Creative Commons Attribution 4.0 International Public License
Abstract

https://doi.org/10.15447/sfews.2014v12iss4art3

California’s Feather River Hatchery (FRH) propagates two runs of Chinook salmon (Oncorhynchus tshawytscha): spring run and fall run. Loss of spawning habitat and historical hatchery practices have led to introgression of these runs. Recent efforts to reform hatchery operations at the FRH are focused on reducing introgression and increasing the proportion of natural-origin spawners in the broodstock. Implementing these reforms, however, requires a means of distinguishing FRH fish from natural-origin fish, and FRH spring-run fish from FRH fall-run fish. Coded-wire tagging and parentage-based genetic tagging can be used for this purpose, but are labor-intensive and expensive. Otolith thermal marking (OTM) is a 100% marking technique widely used in the Pacific Northwest, Alaska, and Russia that can be effective and relatively inexpensive. We initiated an OTM program at the FRH in 2005 to determine its viability as a 100% marking tool for a hatchery with an annual production goal of 10 million smolts. Our analysis of otoliths collected from returning adults at the FRH demonstrated that OTM could be successfully applied to identify the origin (FRH or natural) and, for FRH fish, the run type (spring run or fall run). Otoliths collected between 2009 and 2011 show run-type mixing between 12% to 20% in both spring-run and fall-run FRH broodstock.
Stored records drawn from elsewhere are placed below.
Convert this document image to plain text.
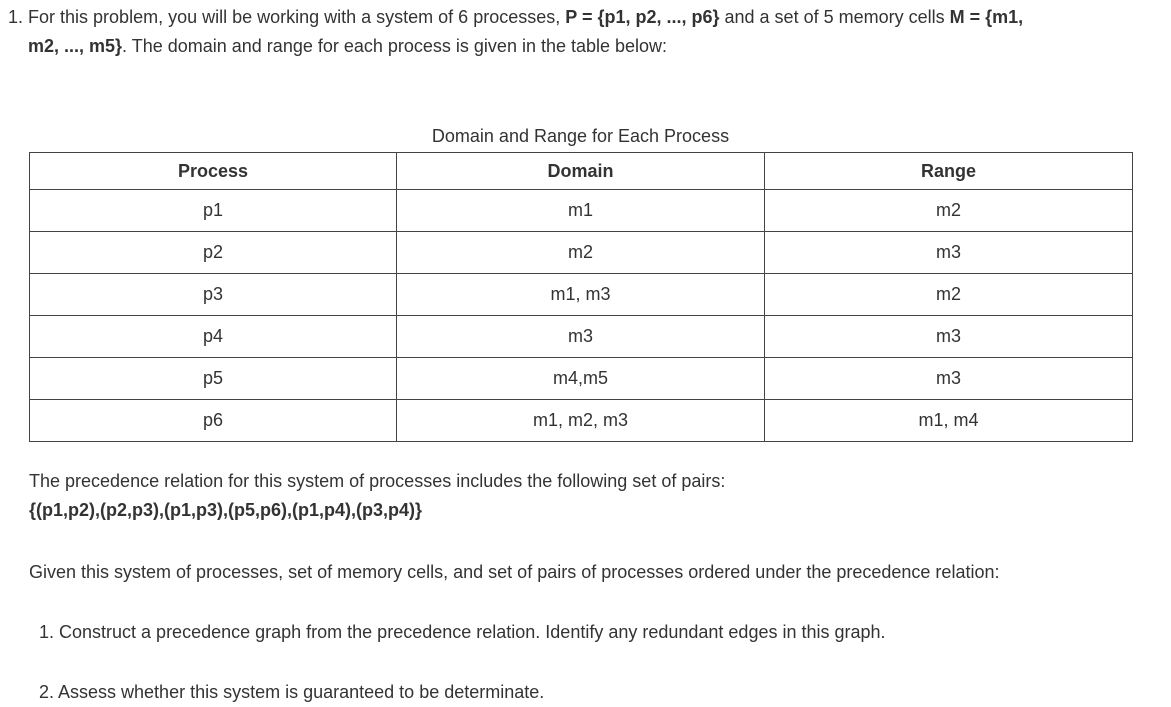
1. For this problem, you will be working with a system of 6 processes, P = {p1, p2, ..., p6} and a set of 5 memory cells M = {m1,
m2, ..., m5}. The domain and range for each process is given in the table below:
Domain and Range for Each Process
Process	Domain	Range
p1	m1	m2
p2	m2	m3
p3	m1, m3	m2
p4	m3	m3
p5	m4,m5	m3
p6	m1, m2, m3	m1, m4
The precedence relation for this system of processes includes the following set of pairs:
{(p1,p2),(p2,p3),(p1,p3),(p5,p6),(p1,p4),(p3,p4)}
Given this system of processes, set of memory cells, and set of pairs of processes ordered under the precedence relation:
1. Construct a precedence graph from the precedence relation. Identify any redundant edges in this graph.
2. Assess whether this system is guaranteed to be determinate.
Additionally, results suggest natural-spawner contribution to hatchery broodstock is very low (<1% to 10%). OTM may provide another way to reduce the rate of introgression between FRH spring-run and fall-run Chinook salmon, and increasing the proportion of natural origin spawners in hatchery broodstock, both of which should improve the long-term viability of FRH spring-run and fall-run Chinook salmon.